Interviewed for a documentary, medics at the Southampton General Hospital where Ashya King was being treated before his parents decided to take him away without permission, have spoken out about the incident, noting the "outpouring of hatred" they received.
The hospital had come under fire last year when they called the police on Brett and Naghmeh King after the couple took Ashya away and brought him abroad for treatment. As the Kings didn't inform the hospital that they will be taking their son, hospital staff alerted the authorities, fearful that Ashya's condition would deteriorate. The boy was diagnosed with brain cancer and had to be fed through his nose at the time.
Nursing staff Matron Kate Pye said the Kings put Ashya at huge risk.
"And if you asked me again, ‘Would I phone the police?' the answer would be yes every time. Because if something had happened to that little boy in that care, then we would have been accountable for that," she added.

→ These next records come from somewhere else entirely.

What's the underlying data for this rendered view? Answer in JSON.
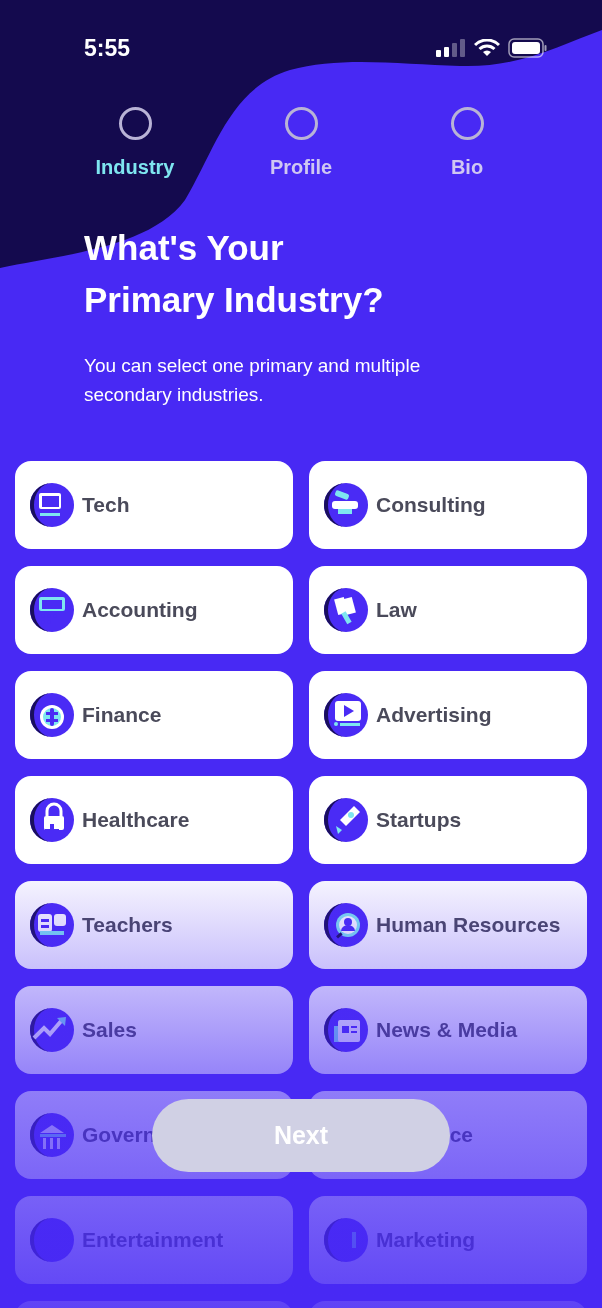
{
  "status_bar": {
    "time": "5:55"
  },
  "steps": [
    {
      "label": "Industry",
      "selected": true
    },
    {
      "label": "Profile",
      "selected": false
    },
    {
      "label": "Bio",
      "selected": false
    }
  ],
  "title_lines": [
    "What's Your",
    "Primary Industry?"
  ],
  "subtitle": "You can select one primary and multiple secondary industries.",
  "industries": [
    {
      "label": "Tech",
      "kind": "tile"
    },
    {
      "label": "Consulting",
      "kind": "tile"
    },
    {
      "label": "Accounting",
      "kind": "tile"
    },
    {
      "label": "Law",
      "kind": "tile"
    },
    {
      "label": "Finance",
      "kind": "tile"
    },
    {
      "label": "Advertising",
      "kind": "tile"
    },
    {
      "label": "Healthcare",
      "kind": "tile"
    },
    {
      "label": "Startups",
      "kind": "tile"
    },
    {
      "label": "Teachers",
      "kind": "tile"
    },
    {
      "label": "Human Resources",
      "kind": "tile"
    },
    {
      "label": "Sales",
      "kind": "tile"
    },
    {
      "label": "News & Media",
      "kind": "tile"
    },
    {
      "label": "Govern",
      "kind": "tile"
    },
    {
      "label": "ce",
      "kind": "covered"
    },
    {
      "label": "Entertainment",
      "kind": "tile"
    },
    {
      "label": "Marketing",
      "kind": "tile"
    },
    {
      "kind": "cut"
    },
    {
      "kind": "cut"
    }
  ],
  "next_button": {
    "label": "Next",
    "disabled": true
  }
}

Brett and Naghmeh took Ashya from the hospital because they wanted to explore proton beam therapy as an alternative treatment. The National Health Service doesn't offer the treatment so the Kings had to find it elsewhere. But as they didn't have the hospital's consent to take their boy, the incident got complicated, most especially after the couple was arrested in Spain after an international manhunt.

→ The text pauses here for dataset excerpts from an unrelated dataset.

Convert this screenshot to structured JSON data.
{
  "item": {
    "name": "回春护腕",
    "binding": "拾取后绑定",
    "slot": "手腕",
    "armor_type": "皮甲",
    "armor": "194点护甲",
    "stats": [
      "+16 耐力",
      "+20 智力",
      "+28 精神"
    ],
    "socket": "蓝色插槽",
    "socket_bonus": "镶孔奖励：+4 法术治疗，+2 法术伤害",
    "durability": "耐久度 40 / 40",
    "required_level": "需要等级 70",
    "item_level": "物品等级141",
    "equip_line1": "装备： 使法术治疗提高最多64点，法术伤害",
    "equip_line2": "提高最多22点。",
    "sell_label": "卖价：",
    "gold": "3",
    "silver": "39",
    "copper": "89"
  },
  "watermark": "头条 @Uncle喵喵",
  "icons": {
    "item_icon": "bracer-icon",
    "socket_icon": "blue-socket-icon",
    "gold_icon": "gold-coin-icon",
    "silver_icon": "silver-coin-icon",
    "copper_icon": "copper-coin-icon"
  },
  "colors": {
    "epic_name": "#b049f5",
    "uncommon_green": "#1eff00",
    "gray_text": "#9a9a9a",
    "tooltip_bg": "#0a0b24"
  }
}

All the public saw were parents being kept away from their child who they simply wanted to get better, which, to put it lightly, put Southampton General Hospital in a bad light.
Peter Wilson, the hospital's pediatric intensive care consultant, recounted that at one point, their switchboard overloaded due to the sheer number of phone calls coming in, all aiming to leave vile messages for the staff at Southampton General. Letters were also sent to the hospital, one of which wished his own children would get cancer and die.

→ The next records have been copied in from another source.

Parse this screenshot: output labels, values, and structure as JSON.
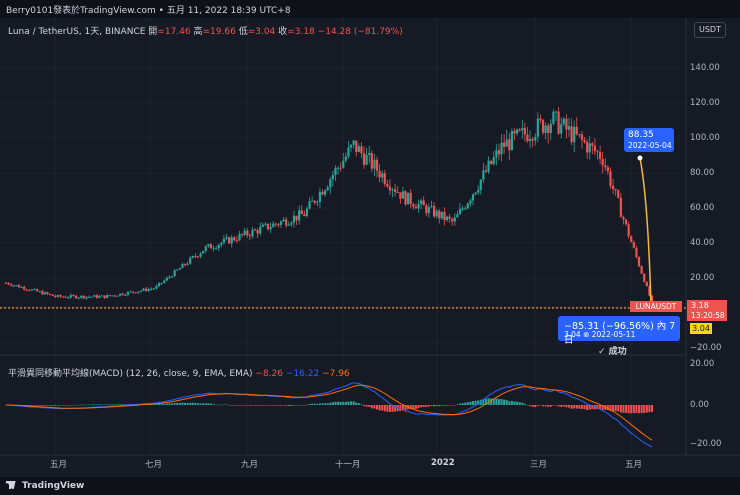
{
  "header": {
    "watermark": "Berry0101發表於TradingView.com • 五月 11, 2022 18:39 UTC+8"
  },
  "legend": {
    "symbol": "Luna / TetherUS, 1天, BINANCE",
    "open_label": "開",
    "open": "=17.46",
    "high_label": "高",
    "high": "=19.66",
    "low_label": "低",
    "low": "=3.04",
    "close_label": "收",
    "close": "=3.18",
    "change": "−14.28 (−81.79%)"
  },
  "currency_button": "USDT",
  "price_axis": {
    "ticks": [
      "140.00",
      "120.00",
      "100.00",
      "80.00",
      "60.00",
      "40.00",
      "20.00",
      "−20.00"
    ]
  },
  "macd": {
    "title": "平滑異同移動平均線(MACD) (12, 26, close, 9, EMA, EMA)",
    "v1": "−8.26",
    "v2": "−16.22",
    "v3": "−7.96",
    "ticks": [
      "20.00",
      "0.00",
      "−20.00"
    ]
  },
  "time_axis": [
    "五月",
    "七月",
    "九月",
    "十一月",
    "2022",
    "三月",
    "五月"
  ],
  "annotation_top": {
    "price": "88.35",
    "date": "2022-05-04"
  },
  "annotation_bottom": {
    "change": "−85.31 (−96.56%) 內 7日",
    "detail": "3.04 ⊗ 2022-05-11"
  },
  "success_label": "✓ 成功",
  "symbol_label": "LUNAUSDT",
  "last_price": {
    "price": "3.18",
    "countdown": "13:20:58"
  },
  "low_marker": "3.04",
  "footer": {
    "brand": "TradingView"
  },
  "chart_data": {
    "type": "candlestick",
    "symbol": "LUNAUSDT",
    "interval": "1D",
    "x": [
      "2021-05",
      "2021-06",
      "2021-07",
      "2021-08",
      "2021-09",
      "2021-10",
      "2021-11",
      "2021-12",
      "2022-01",
      "2022-02",
      "2022-03",
      "2022-04",
      "2022-05-04",
      "2022-05-11"
    ],
    "close_approx": [
      15,
      7,
      7,
      12,
      35,
      45,
      55,
      95,
      65,
      50,
      95,
      110,
      88.35,
      3.18
    ],
    "ylim": [
      -25,
      145
    ],
    "colors": {
      "up": "#26a69a",
      "down": "#ef5350",
      "annotation": "#f5b73b"
    }
  }
}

After a High Court ruled that Brett and Naghmeh were to be released from prison and reunited with Ashya, the family headed for Prague where the boy received proton beam treatment. The NHS decided to pay for the procedure even though it is not the treatment its own doctors recommended.
As proton beam treatment is highly targeted, it is able to avoid damaging healthy tissue in the process of eliminating a tumor. Ashya's parents said the boy is now in remission.